Jürgen Peusch erinnert sich an den 2. März, „da feierten wir Gerdas 70. Geburtstag im Café der Weltbühne“. Über den Tag verteilt kamen viele Gäste, wenn auch schon einige aus Angst vor dem Coronavirus lieber zu Hause blieben. Als der Lockdown dann kurz darauf begann und auch Gerdas kleine Weltbühne in Mühlheim die Schotten dichtmachen musste, agierte Peusch, der auf der Bühne die „Jutta P.“ gibt, erst mal wie auch andere unfreiwillige Urlaubnehmer, „irgendwann hast du aber jeden Schrank, jede Schublade aufgeräumt“.
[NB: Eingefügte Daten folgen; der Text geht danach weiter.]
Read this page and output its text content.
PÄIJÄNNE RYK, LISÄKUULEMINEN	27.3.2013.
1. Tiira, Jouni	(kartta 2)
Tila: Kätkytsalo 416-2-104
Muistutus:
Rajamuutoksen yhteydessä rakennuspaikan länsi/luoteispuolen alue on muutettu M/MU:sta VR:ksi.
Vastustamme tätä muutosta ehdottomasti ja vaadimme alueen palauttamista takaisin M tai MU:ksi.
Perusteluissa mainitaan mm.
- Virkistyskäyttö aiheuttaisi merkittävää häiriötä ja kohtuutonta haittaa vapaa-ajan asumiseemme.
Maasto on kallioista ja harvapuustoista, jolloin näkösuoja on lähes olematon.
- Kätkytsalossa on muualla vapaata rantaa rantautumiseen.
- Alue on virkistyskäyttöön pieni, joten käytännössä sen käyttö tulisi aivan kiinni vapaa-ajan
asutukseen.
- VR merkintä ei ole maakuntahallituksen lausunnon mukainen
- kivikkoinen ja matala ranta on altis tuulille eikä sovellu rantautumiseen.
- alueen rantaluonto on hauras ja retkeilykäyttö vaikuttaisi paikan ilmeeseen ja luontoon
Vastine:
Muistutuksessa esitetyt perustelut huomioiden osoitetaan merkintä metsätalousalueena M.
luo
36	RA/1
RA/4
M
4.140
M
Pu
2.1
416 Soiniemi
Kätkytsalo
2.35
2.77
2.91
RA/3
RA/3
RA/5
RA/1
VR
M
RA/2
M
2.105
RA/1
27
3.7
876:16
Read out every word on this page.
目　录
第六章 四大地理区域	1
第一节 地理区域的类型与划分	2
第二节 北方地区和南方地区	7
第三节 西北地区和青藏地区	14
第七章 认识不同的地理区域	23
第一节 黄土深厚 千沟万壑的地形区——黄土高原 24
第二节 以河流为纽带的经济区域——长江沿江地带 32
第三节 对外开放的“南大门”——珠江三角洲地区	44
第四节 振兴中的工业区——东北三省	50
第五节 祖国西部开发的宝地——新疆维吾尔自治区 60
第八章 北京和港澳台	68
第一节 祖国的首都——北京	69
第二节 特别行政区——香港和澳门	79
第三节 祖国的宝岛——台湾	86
Mühlheim – Anfangs hieß es, es könnte vielleicht im Mai wieder losgehen, „ich dachte mir schon, dass es vor dem Sommer ohnehin nichts wird“. Peusch erzählt, wie er sich irgendwann an gewohnter Stelle auf die Bühne stellte und sein letztes Programm durchging. Bis zum Stopp war die „Schlagerette“ erst zwei Wochen angelaufen. Das Programm verspricht dezidiert, auf Liedgut wie „Joanna“ und „Alice“ zu verzichten. Peusch prüfte, ob die Texte noch sitzen. Unwirklich habe es sich nach den vielen Wochen angefühlt, die sich mit einer normalen Sommerpause nicht vergleichen ließen, „du stehst da und alles wirkt seltsam fremd“.

Andere Bühnen wären als Ersatz niemals in Frage gekommen, schon gar nicht Autokinos, „dann klatschen die Leute mit den Wischern“. Die Travestie-Show lebe auch von der Interaktion mit dem Publikum, „schwer möglich, wenn das hinter Scheiben steckt“.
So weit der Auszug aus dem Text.